I also think that removing the Confederate Flag from the General Lee & removing The Dukes of Hazard from television, is absolutely absurd! That was the most un-hateful show ever!
It is so absolutely absurd to think that in today’s society, with all of our smarts and technology, we can’t figure out how to co-exist with one another. We are all the same, we love, feel anger, sadness, happiness, and we all think and breathe, but our differences make us unique. No one religion is more right than another, no race is more important than another, and no sex is better than the other. Talking, learning, and accepting help us grow as human beings.
I believe in Jesus, and have even been baptized in the Christian faith, but I believe in other things, too. I believe in the energy and power of the universe, and all that it entails. I believe that despite our differences, we’re not as different as one might think, and we might be able to learn something from one another. When we learn, we grow our minds and our hearts. It would be absolutely absurd of me to think that I couldn’t benefit from getting to know someone of a different belief system than me.
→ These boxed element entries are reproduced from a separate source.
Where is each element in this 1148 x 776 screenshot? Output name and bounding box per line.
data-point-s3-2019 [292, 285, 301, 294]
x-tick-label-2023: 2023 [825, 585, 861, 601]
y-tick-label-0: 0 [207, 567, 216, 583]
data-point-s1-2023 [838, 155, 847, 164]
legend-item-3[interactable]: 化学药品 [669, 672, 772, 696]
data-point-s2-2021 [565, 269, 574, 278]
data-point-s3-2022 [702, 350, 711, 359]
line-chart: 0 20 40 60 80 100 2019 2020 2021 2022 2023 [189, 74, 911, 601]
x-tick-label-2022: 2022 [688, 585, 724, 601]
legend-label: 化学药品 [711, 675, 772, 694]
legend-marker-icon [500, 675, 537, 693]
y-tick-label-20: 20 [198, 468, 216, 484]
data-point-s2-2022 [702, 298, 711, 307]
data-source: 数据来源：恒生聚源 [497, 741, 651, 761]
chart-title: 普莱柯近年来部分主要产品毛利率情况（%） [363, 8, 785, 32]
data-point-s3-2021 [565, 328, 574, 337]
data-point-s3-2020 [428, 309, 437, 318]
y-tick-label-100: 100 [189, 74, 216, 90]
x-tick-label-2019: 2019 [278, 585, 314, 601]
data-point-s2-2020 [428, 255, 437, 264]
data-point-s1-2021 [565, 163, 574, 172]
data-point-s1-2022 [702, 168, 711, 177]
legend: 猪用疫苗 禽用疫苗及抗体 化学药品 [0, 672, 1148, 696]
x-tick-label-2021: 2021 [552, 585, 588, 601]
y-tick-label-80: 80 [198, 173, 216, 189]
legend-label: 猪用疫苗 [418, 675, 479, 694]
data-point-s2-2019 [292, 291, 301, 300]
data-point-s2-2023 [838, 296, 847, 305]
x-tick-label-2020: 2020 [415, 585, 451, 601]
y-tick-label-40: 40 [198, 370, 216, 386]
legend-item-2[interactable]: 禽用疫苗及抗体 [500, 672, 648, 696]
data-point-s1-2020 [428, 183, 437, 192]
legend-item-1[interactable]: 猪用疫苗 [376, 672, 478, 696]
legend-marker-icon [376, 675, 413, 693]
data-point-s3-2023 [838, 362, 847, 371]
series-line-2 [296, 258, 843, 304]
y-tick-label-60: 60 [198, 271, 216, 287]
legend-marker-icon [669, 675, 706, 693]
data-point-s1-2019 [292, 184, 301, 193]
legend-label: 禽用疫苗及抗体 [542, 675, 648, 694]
I truly find the drama of it all to be absolutely absurd. Getting along with each other would require so much less energy and peace could be bliss. I want my children to learn about all religions, nationalities, and regions of the world, because I want them to use that knowledge to understand our differences and accept others for the beauty in those differences. It is truly absolutely absurd to find it more acceptable to hate others for their differences instead of loving them for the unique beauty of their differences.
I for one, want to love the unique beauty in each of us, by welcoming all faiths, nationalities, race, and any other difference that we might have, because we are all something special. Because all of the hate is absolutely absurd! I accept all with respect and only ask the same in return…I don’t think that is an absolutely absurd thing to ask!